Translation riddles: the Voynich manuscript

Many will agree with the fact that literary english to telugu translation is one of the most difficult types of translation. But when it comes to ciphered literary text, the complexity of translation is further aggravated. And the most mysterious literary text in the world is the Voynich manuscript, which is still being translated by translators and cryptographers from all over the planet.

But before telling you about the meaning of the Voynich manuscript, we suggest going over a short historical excursion. The origin of the manuscript remains a mystery to scholars. It got its name thanks to Wilfred M. Voynich, a Polish revolutionary and owner of a number of bookstores in London and New York. There is an opinion that Voynich acquired the manuscript at the beginning of the 20th century with the help of the Jesuits who lived in the Villa Mondragon, which was located on the territory of the modern town in Italy – Monte Porcio Catone. The Gislieri College was built on the site of this villa. Scholars speculated that the manuscript was part of a book collection that belonged to Petrus Bex, the rector of the Collegium of Rome, which moved to the villa in 1870. However, there is no clear evidence that the manuscript belonged specifically to the Roman College.

But let’s move on to the most mysterious part of the manuscript – its content and meaning. As scientists suggest, the original Voynich manuscript consisted of 272 pages of parchment paper, and was also divided into seventeen blocks, each of which consisted of sixteen pages. The manuscript contains a combination of texts and drawings, over one hundred and seventy thousand characters, which are most likely read from left to right, and are separated by about thirty-five thousand words. The text of the manuscript, most likely, has a certain code, from the characters of which 20-30 repeating characters can be distinguished.
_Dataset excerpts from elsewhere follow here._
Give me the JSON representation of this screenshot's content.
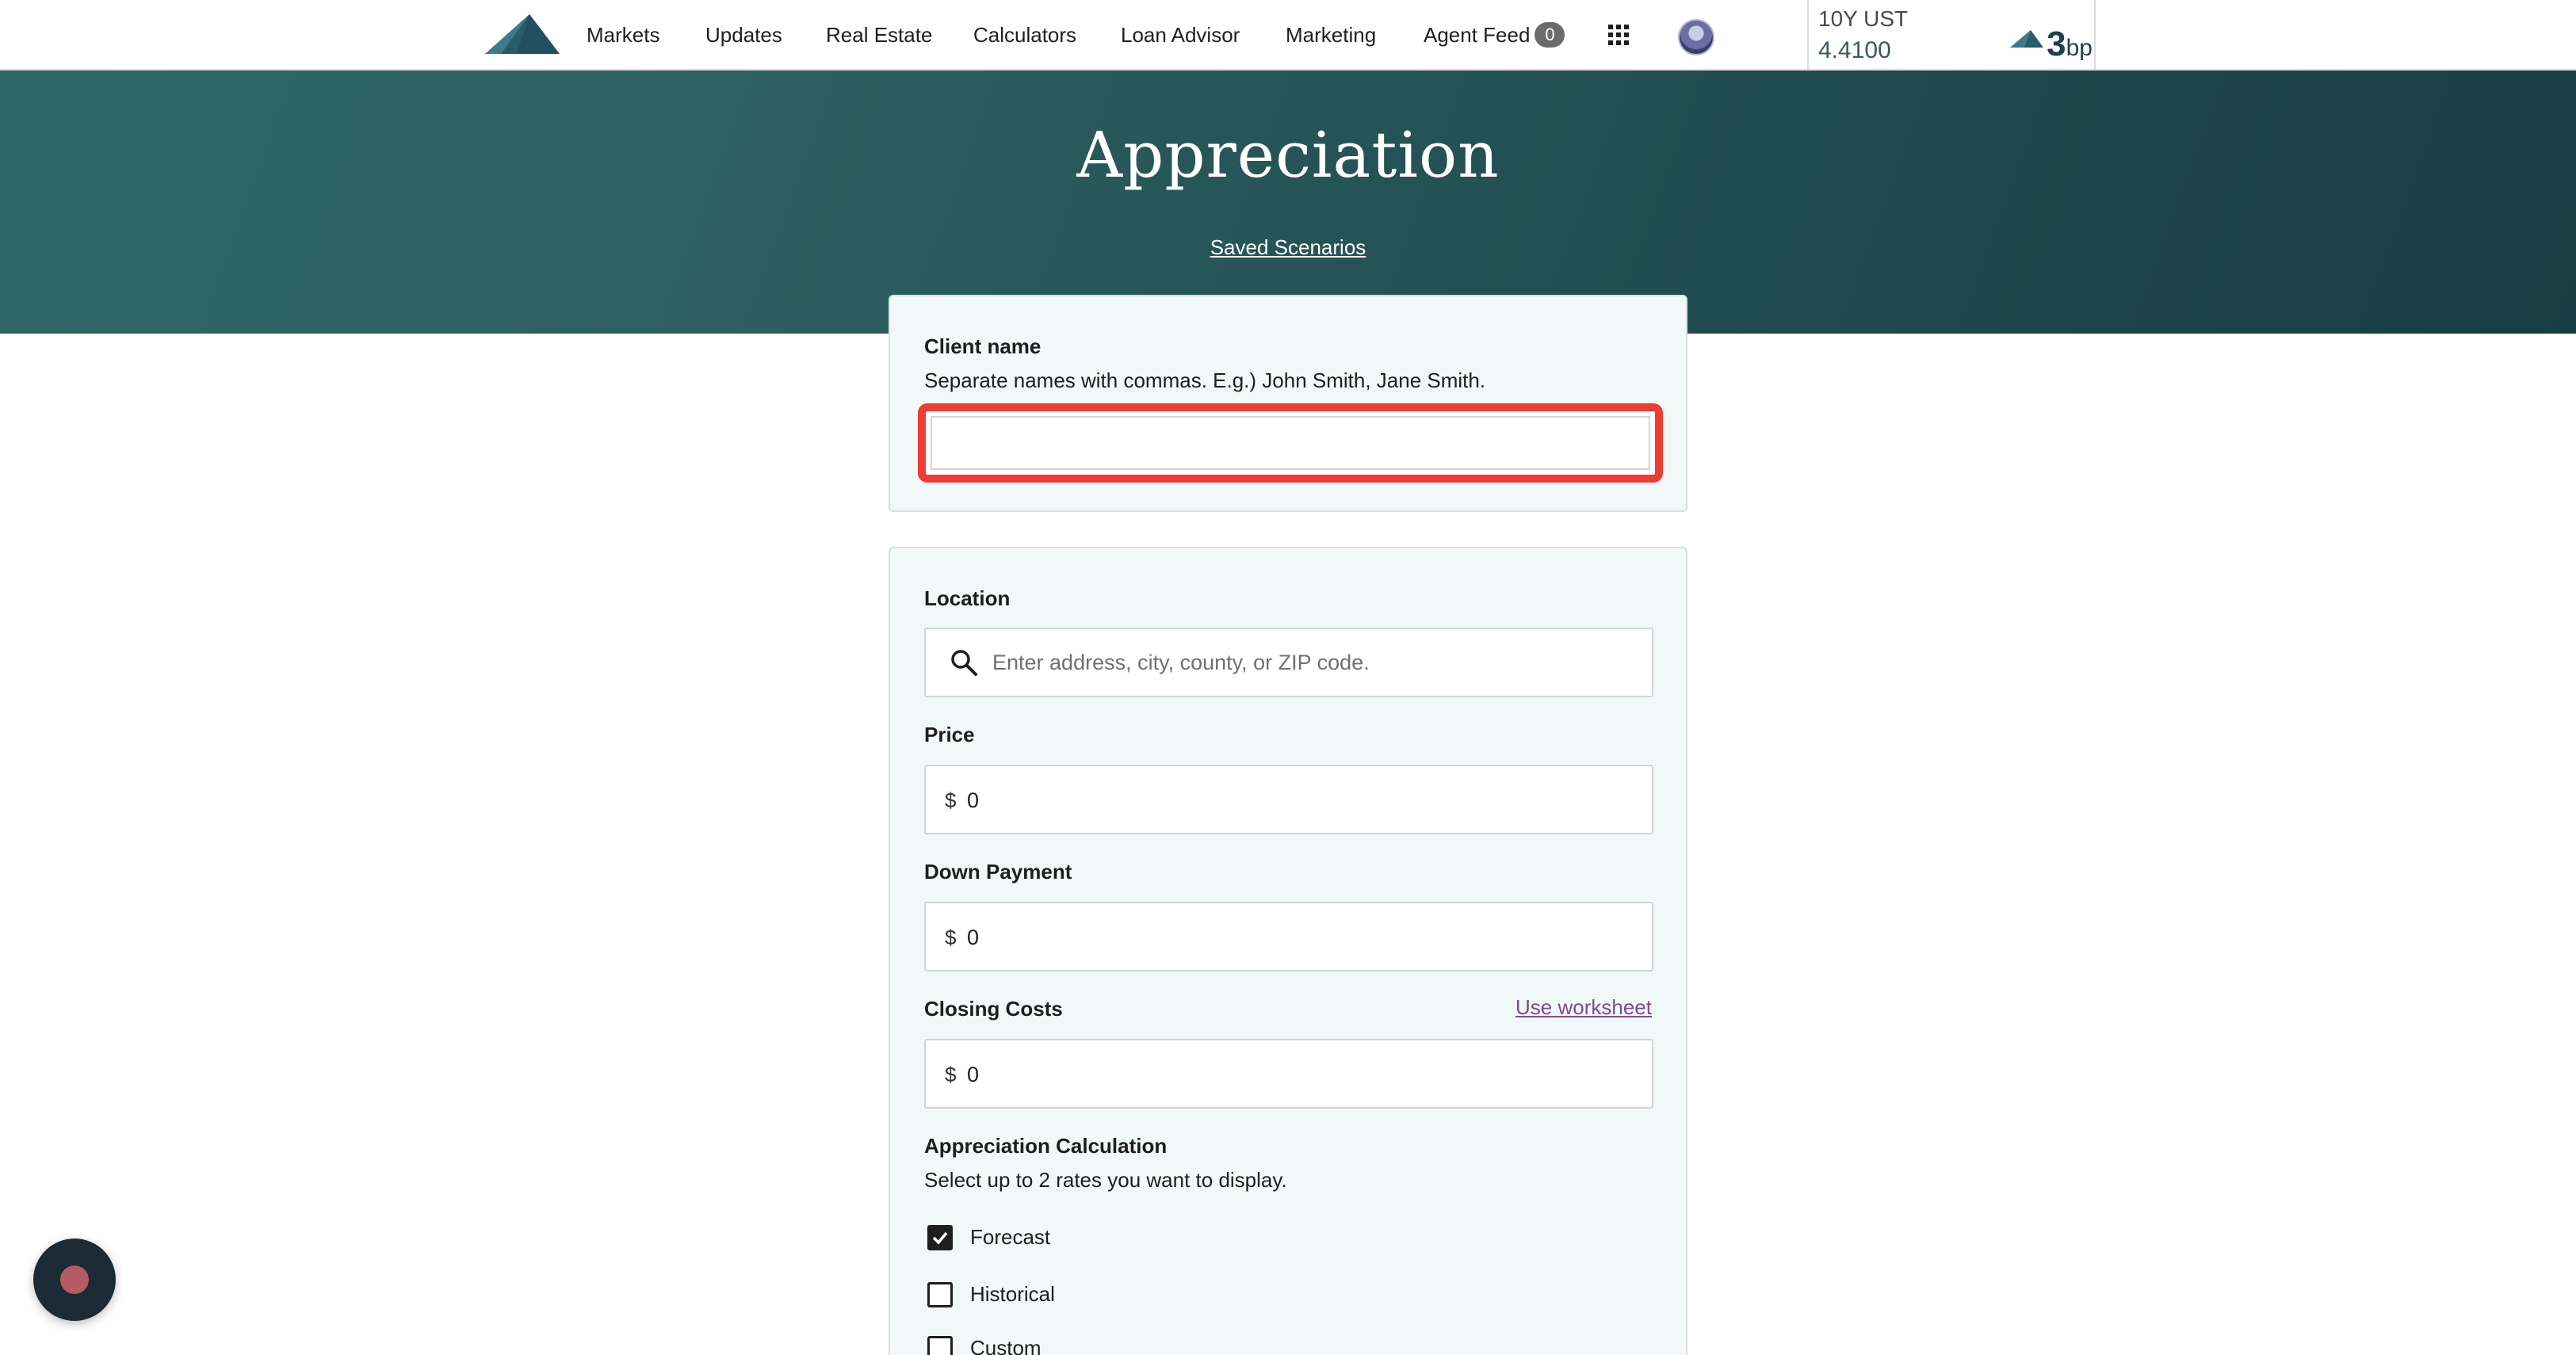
{
  "nav": {
    "links": [
      "Markets",
      "Updates",
      "Real Estate",
      "Calculators",
      "Loan Advisor",
      "Marketing",
      "Agent Feed"
    ],
    "agent_feed_count": "0",
    "icons": {
      "logo": "mountain-logo",
      "apps": "grid-icon",
      "avatar": "user-avatar"
    }
  },
  "ticker": {
    "name": "10Y UST",
    "value": "4.4100",
    "change": "3",
    "change_unit": "bp",
    "direction": "up"
  },
  "hero": {
    "title": "Appreciation",
    "saved_link": "Saved Scenarios"
  },
  "client": {
    "label": "Client name",
    "hint": "Separate names with commas. E.g.) John Smith, Jane Smith.",
    "value": ""
  },
  "form": {
    "location": {
      "label": "Location",
      "placeholder": "Enter address, city, county, or ZIP code.",
      "icon": "search-icon"
    },
    "price": {
      "label": "Price",
      "prefix": "$",
      "value": "0"
    },
    "down_payment": {
      "label": "Down Payment",
      "prefix": "$",
      "value": "0"
    },
    "closing_costs": {
      "label": "Closing Costs",
      "prefix": "$",
      "value": "0",
      "worksheet_link": "Use worksheet"
    },
    "appreciation": {
      "label": "Appreciation Calculation",
      "hint": "Select up to 2 rates you want to display.",
      "options": [
        {
          "label": "Forecast",
          "checked": true
        },
        {
          "label": "Historical",
          "checked": false
        },
        {
          "label": "Custom",
          "checked": false
        }
      ]
    }
  },
  "colors": {
    "hero_start": "#2f6666",
    "hero_end": "#173d42",
    "highlight_ring": "#ee3b33",
    "link_purple": "#7a4e8f",
    "card_bg": "#f2f7f7"
  }
}
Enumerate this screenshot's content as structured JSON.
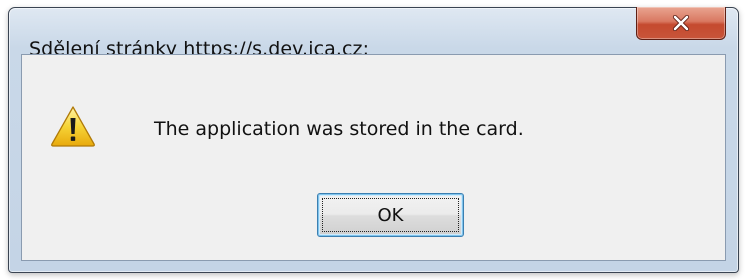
{
  "dialog": {
    "title": "Sdělení stránky https://s.dev.ica.cz:",
    "message": "The application was stored in the card.",
    "ok_label": "OK"
  },
  "icons": {
    "close": "close-icon",
    "warning": "warning-icon"
  },
  "colors": {
    "close_button": "#c8553a",
    "warning_icon": "#f2c322",
    "ok_focus_border": "#3c7fb1"
  }
}
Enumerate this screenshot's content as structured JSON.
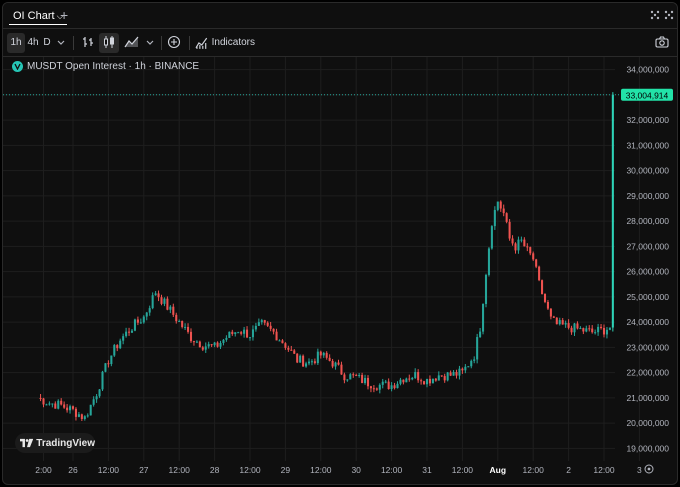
{
  "window": {
    "tab_label": "OI Chart",
    "tab_chevron_icon": "chevron-down-icon",
    "add_tab_icon": "plus-icon",
    "right_icons": [
      "grid-layout-icon",
      "more-dots-icon"
    ]
  },
  "toolbar": {
    "intervals": [
      "1h",
      "4h",
      "D"
    ],
    "active_interval": "1h",
    "interval_menu_icon": "chevron-down-icon",
    "bar_style_icon": "bars-icon",
    "candles_icon": "candles-icon",
    "area_icon": "area-chart-icon",
    "chart_type_menu_icon": "chevron-down-icon",
    "add_icon": "plus-circle-icon",
    "indicators_icon": "indicators-icon",
    "indicators_label": "Indicators",
    "screenshot_icon": "camera-icon"
  },
  "legend": {
    "symbol_icon": "exchange-logo-icon",
    "text": "MUSDT Open Interest · 1h · BINANCE"
  },
  "watermark": {
    "logo_icon": "tradingview-logo-icon",
    "text": "TradingView"
  },
  "settings_icon": "gear-icon",
  "colors": {
    "background": "#0f0f0f",
    "up": "#26a69a",
    "up_bright": "#2ed3b7",
    "down": "#ef5350",
    "grid": "#1e1e1e",
    "price_line": "#26a69a",
    "last_price_bg": "#22e3a8"
  },
  "chart_data": {
    "type": "candlestick",
    "title": "MUSDT Open Interest · 1h · BINANCE",
    "ylim": [
      18500000,
      34500000
    ],
    "y_ticks": [
      "34,000,000",
      "33,000,000",
      "32,000,000",
      "31,000,000",
      "30,000,000",
      "29,000,000",
      "28,000,000",
      "27,000,000",
      "26,000,000",
      "25,000,000",
      "24,000,000",
      "23,000,000",
      "22,000,000",
      "21,000,000",
      "20,000,000",
      "19,000,000"
    ],
    "y_tick_values": [
      34000000,
      33000000,
      32000000,
      31000000,
      30000000,
      29000000,
      28000000,
      27000000,
      26000000,
      25000000,
      24000000,
      23000000,
      22000000,
      21000000,
      20000000,
      19000000
    ],
    "x_ticks": [
      "2:00",
      "26",
      "12:00",
      "27",
      "12:00",
      "28",
      "12:00",
      "29",
      "12:00",
      "30",
      "12:00",
      "31",
      "12:00",
      "Aug",
      "12:00",
      "2",
      "12:00",
      "3"
    ],
    "x_tick_hours": [
      -10,
      0,
      12,
      24,
      36,
      48,
      60,
      72,
      84,
      96,
      108,
      120,
      132,
      144,
      156,
      168,
      180,
      192
    ],
    "x_tick_bold": [
      false,
      false,
      false,
      false,
      false,
      false,
      false,
      false,
      false,
      false,
      false,
      false,
      false,
      true,
      false,
      false,
      false,
      false
    ],
    "last_value": 33004914,
    "last_value_label": "33,004,914",
    "key_points": [
      [
        -12,
        21000000
      ],
      [
        -8,
        20800000
      ],
      [
        -4,
        20700000
      ],
      [
        0,
        20500000
      ],
      [
        4,
        20200000
      ],
      [
        8,
        21200000
      ],
      [
        12,
        22500000
      ],
      [
        16,
        23300000
      ],
      [
        20,
        23800000
      ],
      [
        24,
        24200000
      ],
      [
        28,
        25200000
      ],
      [
        32,
        24600000
      ],
      [
        36,
        24000000
      ],
      [
        40,
        23400000
      ],
      [
        44,
        23100000
      ],
      [
        48,
        23000000
      ],
      [
        52,
        23400000
      ],
      [
        56,
        23700000
      ],
      [
        60,
        23500000
      ],
      [
        64,
        23900000
      ],
      [
        68,
        23600000
      ],
      [
        72,
        23100000
      ],
      [
        76,
        22500000
      ],
      [
        80,
        22400000
      ],
      [
        84,
        22700000
      ],
      [
        88,
        22400000
      ],
      [
        92,
        21900000
      ],
      [
        96,
        21800000
      ],
      [
        100,
        21600000
      ],
      [
        104,
        21500000
      ],
      [
        108,
        21500000
      ],
      [
        112,
        21800000
      ],
      [
        116,
        21900000
      ],
      [
        120,
        21700000
      ],
      [
        124,
        21900000
      ],
      [
        128,
        21900000
      ],
      [
        132,
        22000000
      ],
      [
        136,
        22700000
      ],
      [
        138,
        23800000
      ],
      [
        140,
        26000000
      ],
      [
        142,
        28000000
      ],
      [
        144,
        28800000
      ],
      [
        146,
        28300000
      ],
      [
        148,
        27300000
      ],
      [
        150,
        27000000
      ],
      [
        152,
        27200000
      ],
      [
        154,
        26800000
      ],
      [
        156,
        26500000
      ],
      [
        158,
        25500000
      ],
      [
        160,
        24800000
      ],
      [
        162,
        24100000
      ],
      [
        164,
        23900000
      ],
      [
        168,
        23800000
      ],
      [
        172,
        23700000
      ],
      [
        176,
        23600000
      ],
      [
        180,
        23700000
      ],
      [
        182,
        23800000
      ],
      [
        183,
        33004914
      ]
    ]
  }
}
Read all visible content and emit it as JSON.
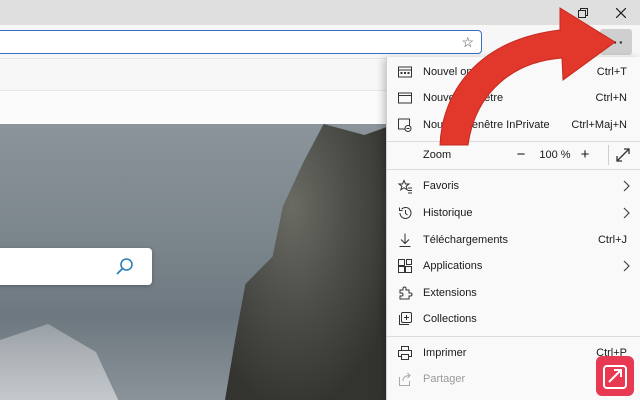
{
  "window": {
    "restore_icon": "restore-icon",
    "close_icon": "close-icon"
  },
  "toolbar": {
    "favorite_icon": "star-icon",
    "more_label": "···"
  },
  "search": {
    "icon": "search-icon"
  },
  "menu": {
    "items": [
      {
        "label": "Nouvel onglet",
        "shortcut": "Ctrl+T",
        "icon": "new-tab-icon"
      },
      {
        "label": "Nouvelle fenêtre",
        "shortcut": "Ctrl+N",
        "icon": "window-icon"
      },
      {
        "label": "Nouvelle fenêtre InPrivate",
        "shortcut": "Ctrl+Maj+N",
        "icon": "inprivate-icon"
      }
    ],
    "zoom": {
      "label": "Zoom",
      "minus": "−",
      "value": "100 %",
      "plus": "+",
      "icon": "fullscreen-icon"
    },
    "items2": [
      {
        "label": "Favoris",
        "shortcut": "",
        "submenu": true,
        "icon": "favorites-icon"
      },
      {
        "label": "Historique",
        "shortcut": "",
        "submenu": true,
        "icon": "history-icon"
      },
      {
        "label": "Téléchargements",
        "shortcut": "Ctrl+J",
        "submenu": false,
        "icon": "download-icon"
      },
      {
        "label": "Applications",
        "shortcut": "",
        "submenu": true,
        "icon": "apps-icon"
      },
      {
        "label": "Extensions",
        "shortcut": "",
        "submenu": false,
        "icon": "extensions-icon"
      },
      {
        "label": "Collections",
        "shortcut": "",
        "submenu": false,
        "icon": "collections-icon"
      }
    ],
    "items3": [
      {
        "label": "Imprimer",
        "shortcut": "Ctrl+P",
        "icon": "print-icon"
      },
      {
        "label": "Partager",
        "shortcut": "",
        "icon": "share-icon",
        "disabled": true
      }
    ]
  },
  "colors": {
    "arrow": "#e2372b",
    "accent": "#3a6fc4",
    "badge": "#e73a52"
  }
}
In an attempt to produce literary translation and statistical analysis of the manuscript, it was found that some of the characters are similar to those of the Romance and Germanic languages.

The manuscript itself, judging by its illustrations, consists of six sections: botanical, astronomical, biological, cosmological, pharmaceutical, and a recipe section.

Today, the mysterious Voynich manuscript is in the Library of Rare Books. L. Beinecke at Yale University. Periodically, he is taken away in order to conduct analysis and literary translation.